The increased cost of fuel will severely impact the road freight industry this year, which will have a domino effect on prices in other sectors, pushing inflation higher.
This is according to Road Freight Association CEO Gavin Kelly, who told eNCA that recent fuel price increases will inevitably increase the cost of products transported by roads.
“When the fuel price climbs, that means you and I are going to pay more for the things that are transported by road. That’s just the nature of things,” he said.
“We’re going to see price increases starting to happen, and it’s going to have an effect on inflation which is what we were hoping wasn’t going to happen.”
Fuel prices have increased significantly since the start of the year, with petrol prices rising by 14.6%. Diesel, meanwhile, has increased by 8.7% despite consecutive cuts in the first half of 2023.
The fuel price increased significantly at the start of September, and inland 95 octane petrol costs R24.54/litre, while at the coast, it costs R23.82/litre, factoring in the slate levy and other expenses. Diesel was hiked by between R2.76 and R2.84 a litre.
There are also more price increases expected in October and potentially later in the year.
Kelly said fuel now constitutes 55% of the operational cost of moving a truck, and the industry has seen a 6.3% increase month-on-month in terms of fuel costs.
“Obviously, that’s going to factor into the delivery costs and what you and I will pay at a retail store.”

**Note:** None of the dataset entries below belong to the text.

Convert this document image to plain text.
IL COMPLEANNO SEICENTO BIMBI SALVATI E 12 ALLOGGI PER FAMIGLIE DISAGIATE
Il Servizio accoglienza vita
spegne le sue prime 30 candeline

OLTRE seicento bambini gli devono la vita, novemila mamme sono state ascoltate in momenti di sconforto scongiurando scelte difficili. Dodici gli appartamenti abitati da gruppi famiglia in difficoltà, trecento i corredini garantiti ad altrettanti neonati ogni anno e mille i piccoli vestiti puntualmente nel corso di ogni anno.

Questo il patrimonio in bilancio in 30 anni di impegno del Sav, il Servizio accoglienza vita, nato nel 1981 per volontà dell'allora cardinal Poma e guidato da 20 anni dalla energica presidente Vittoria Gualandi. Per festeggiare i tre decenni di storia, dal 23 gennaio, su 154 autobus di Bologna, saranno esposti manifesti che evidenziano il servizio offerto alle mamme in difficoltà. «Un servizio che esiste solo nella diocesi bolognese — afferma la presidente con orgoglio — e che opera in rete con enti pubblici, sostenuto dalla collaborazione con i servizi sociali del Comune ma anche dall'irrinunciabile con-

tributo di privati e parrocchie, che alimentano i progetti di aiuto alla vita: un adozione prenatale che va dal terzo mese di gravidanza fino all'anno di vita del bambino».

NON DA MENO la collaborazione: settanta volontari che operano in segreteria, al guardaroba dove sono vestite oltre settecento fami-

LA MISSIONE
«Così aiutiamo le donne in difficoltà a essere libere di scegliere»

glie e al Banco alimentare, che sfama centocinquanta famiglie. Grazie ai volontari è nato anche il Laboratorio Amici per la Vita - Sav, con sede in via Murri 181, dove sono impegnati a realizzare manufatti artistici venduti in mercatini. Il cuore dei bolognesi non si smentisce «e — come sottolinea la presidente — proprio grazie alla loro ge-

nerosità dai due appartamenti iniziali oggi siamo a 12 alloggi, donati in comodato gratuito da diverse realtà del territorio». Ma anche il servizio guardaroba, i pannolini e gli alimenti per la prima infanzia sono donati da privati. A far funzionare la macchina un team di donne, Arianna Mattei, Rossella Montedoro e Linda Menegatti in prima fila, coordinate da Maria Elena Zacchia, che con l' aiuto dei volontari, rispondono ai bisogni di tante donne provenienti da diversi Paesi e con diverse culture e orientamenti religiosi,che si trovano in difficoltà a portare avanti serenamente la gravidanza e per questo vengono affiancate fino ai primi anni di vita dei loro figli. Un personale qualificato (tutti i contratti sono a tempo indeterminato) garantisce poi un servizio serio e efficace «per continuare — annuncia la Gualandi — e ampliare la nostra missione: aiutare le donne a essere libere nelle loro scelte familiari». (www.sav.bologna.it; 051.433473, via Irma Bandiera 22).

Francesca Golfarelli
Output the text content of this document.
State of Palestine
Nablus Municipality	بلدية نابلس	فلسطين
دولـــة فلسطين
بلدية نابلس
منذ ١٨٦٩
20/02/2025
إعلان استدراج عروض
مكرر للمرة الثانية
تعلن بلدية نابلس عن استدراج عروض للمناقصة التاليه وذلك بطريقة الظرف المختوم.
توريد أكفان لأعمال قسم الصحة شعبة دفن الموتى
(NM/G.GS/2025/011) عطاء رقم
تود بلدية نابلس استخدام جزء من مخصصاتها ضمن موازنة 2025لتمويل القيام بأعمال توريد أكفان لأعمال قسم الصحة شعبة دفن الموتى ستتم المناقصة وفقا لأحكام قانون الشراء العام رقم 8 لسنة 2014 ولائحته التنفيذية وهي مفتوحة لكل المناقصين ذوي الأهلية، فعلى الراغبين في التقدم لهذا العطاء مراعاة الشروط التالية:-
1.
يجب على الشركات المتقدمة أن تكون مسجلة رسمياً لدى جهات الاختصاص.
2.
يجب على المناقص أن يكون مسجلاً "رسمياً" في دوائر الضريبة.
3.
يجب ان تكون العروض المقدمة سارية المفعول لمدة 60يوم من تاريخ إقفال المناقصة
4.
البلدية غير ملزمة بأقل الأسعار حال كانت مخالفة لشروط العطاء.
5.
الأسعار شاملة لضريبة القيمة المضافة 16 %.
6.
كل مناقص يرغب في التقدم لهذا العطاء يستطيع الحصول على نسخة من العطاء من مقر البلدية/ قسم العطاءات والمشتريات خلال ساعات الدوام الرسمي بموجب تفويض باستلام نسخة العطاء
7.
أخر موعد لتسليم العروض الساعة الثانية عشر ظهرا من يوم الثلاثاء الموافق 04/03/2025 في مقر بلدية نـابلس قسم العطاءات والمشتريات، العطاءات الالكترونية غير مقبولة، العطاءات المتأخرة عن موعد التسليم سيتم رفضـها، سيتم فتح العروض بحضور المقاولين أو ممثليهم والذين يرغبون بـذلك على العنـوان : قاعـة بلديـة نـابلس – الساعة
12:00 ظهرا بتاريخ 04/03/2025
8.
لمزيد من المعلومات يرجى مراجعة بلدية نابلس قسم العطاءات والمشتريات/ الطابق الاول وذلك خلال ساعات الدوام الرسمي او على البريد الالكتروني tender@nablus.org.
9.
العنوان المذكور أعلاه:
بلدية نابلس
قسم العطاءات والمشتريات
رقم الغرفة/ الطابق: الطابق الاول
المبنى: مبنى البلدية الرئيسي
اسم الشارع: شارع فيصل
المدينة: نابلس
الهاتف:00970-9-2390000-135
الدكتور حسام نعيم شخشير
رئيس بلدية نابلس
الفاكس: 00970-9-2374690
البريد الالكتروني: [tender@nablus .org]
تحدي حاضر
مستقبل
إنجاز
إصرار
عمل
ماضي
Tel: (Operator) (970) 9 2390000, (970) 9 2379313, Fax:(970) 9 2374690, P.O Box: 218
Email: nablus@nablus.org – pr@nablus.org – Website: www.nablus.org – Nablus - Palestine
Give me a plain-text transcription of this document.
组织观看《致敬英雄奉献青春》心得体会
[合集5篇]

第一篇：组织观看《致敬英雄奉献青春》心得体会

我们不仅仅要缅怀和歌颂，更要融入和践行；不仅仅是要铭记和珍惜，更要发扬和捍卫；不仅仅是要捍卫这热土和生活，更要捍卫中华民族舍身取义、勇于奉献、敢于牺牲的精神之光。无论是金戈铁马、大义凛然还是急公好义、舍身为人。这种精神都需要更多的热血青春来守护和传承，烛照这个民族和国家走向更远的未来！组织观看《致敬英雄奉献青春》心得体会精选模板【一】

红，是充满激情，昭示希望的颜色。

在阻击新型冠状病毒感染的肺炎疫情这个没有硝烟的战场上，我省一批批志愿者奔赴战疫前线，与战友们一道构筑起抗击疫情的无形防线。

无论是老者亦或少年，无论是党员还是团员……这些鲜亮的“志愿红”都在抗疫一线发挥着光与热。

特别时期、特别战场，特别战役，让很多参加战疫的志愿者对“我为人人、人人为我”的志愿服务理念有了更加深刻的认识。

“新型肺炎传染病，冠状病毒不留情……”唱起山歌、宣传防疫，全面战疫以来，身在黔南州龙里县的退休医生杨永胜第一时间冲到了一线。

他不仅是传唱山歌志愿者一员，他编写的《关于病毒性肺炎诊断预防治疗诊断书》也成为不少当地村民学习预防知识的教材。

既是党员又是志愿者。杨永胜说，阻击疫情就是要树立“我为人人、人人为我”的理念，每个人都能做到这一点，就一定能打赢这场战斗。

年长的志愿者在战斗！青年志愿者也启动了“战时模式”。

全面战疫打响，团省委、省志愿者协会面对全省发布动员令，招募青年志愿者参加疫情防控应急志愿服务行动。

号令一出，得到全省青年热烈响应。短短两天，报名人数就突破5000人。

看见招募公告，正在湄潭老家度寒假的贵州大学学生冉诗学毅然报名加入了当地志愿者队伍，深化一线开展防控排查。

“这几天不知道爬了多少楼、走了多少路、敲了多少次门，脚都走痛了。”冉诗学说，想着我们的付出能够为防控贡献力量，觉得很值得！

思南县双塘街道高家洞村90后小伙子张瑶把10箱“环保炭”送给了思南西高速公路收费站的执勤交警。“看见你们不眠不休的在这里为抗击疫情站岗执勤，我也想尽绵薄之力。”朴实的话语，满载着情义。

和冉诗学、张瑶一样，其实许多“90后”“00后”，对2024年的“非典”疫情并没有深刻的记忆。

He said these costs will have to be passed on to consumers, as truck operators and other supply chain roleplayers need the capital to keep buying fuel.
He explained that many transporters do not get paid immediately for a specific leg of a delivery. There is usually a 30-, 60- or even 90-day delay with payments.
“So especially small transporters need to find the cash to keep that transport going,” he explained.
Interest rate implications
Absa also recently warned that there are upside risks to its September headline consumer price index (CPI) inflation forecast due to high fuel prices, which could see the South African Reserve Bank (SARB) implement another interest rate hike.
At its latest Monetary Policy Committee (MPC) meeting, the SARB elected to pause the interest rate hiking cycle that has been ongoing since November 2021.
This decision came in light of South Africa’s June CPI inflation reaching its lowest level in months and falling within the SARB’s target inflation range of 3% to 6%.
However, the MPC warned that this was merely a pause in the hiking cycle rather than the end, and it would remain dependent on data for future decisions.
While June’s inflation reading was positive, many experts are concerned that this trend will be short-lived.
Absa recently revised its expectations for September’s headline CPI inflation from 5.2% year-on-year to 5.6% year-on-year in light of the rising fuel costs in September.
Absa explained that, given the weights of petrol and diesel in the CPI basket, fuel price hikes in line with current under-recovery rates would imply a sharp rise of 8.3% month-on-month in the CPI fuel price index in September.